The circumstances of the cash-strapped airline provoked frustration leading to a recent outburst by Barbados Prime Minister Mia Mottley in which she reportedly used the term ‘doomed’ in relation to the airline’s future.

“LIAT is not a CARICOM issue, LIAT is the issue of three or four governments having to have shareholder discussions.

“Now if you expect the three or four shareholder governments alone to carry the burden then you will end up in trouble each time because it means that at some point they are going to make commercial decisions because there is not a bottomless pit to service it,” she said.

Mottley said she hopes regional governments can come together and have common ground “because while LIAT 1974 Limited may not be a viable proposition, reasonable, affordable, reliable air travel is the prerequisite for the growth of this region.”

But Antigua’s Prime Minister, Gaston Brown – who had earlier this year attempted to buy out the majority of Barbados’ shares but talks between the two countries fell through – said LIAT is far from doomed.

Supporting his resolve to keep the troubled carrier afloat, he recently flew to Venezuela and signed a financing agreement for $15.8 million with ALBA Bank, established as a regional development finance house in 2005 by now deceased Venezuelan President Hugo Chavez, and Cuban President Fidel Castro.

“LIAT is our infrastructure that links our scattered islands into a single economic space, and it breathes oxygen into our tourism industry,” Browne said after the signing.

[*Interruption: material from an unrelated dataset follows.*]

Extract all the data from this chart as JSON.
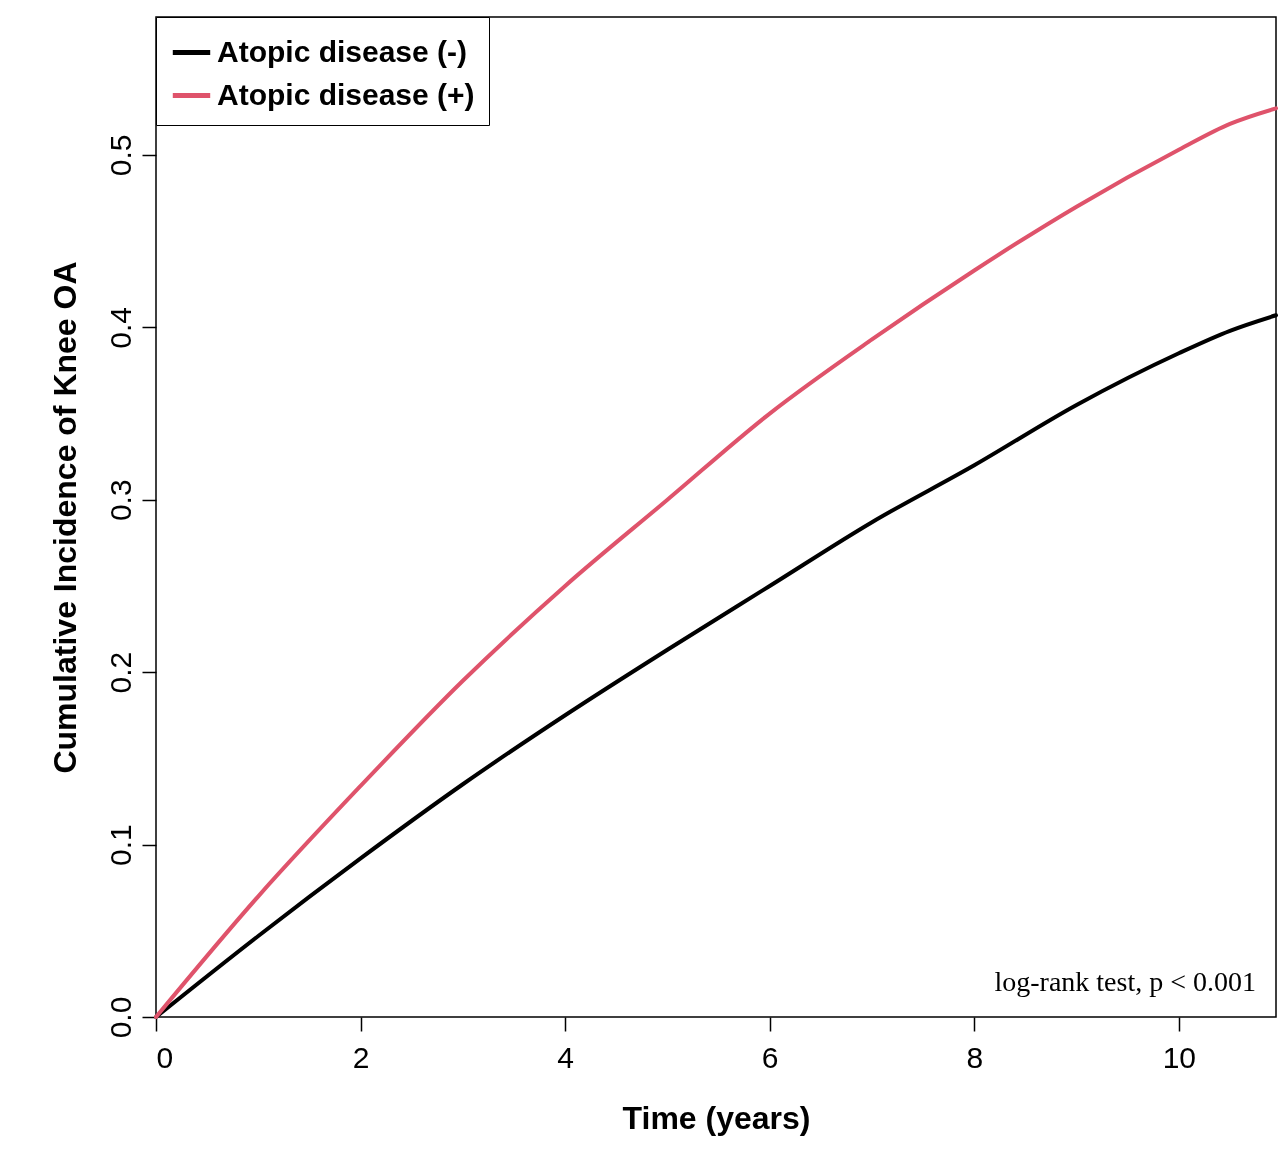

Of the loan amount, US$15 million will go to capital investment, and the remainder towards associated bank fees and Antigua’s membership contribution to ALBA.

“A condition of this new capital would be that there has to be cuts including a reduction in salary and wages. I’m sure that there’ll be some changes … We have to make sure that we have a cadre of competent people and we may even create the space for members in the private sector as well to participate,” said Browne.

Browne’s valiant efforts must be commended, bearing in mind that the Antigua-headquartered carrier employs over 600 people there.

But the question remains of what happens if LIAT’s cost cutting does not lead to profitability, and when will other regional governments chip in to save this vital connector of Caribbean people.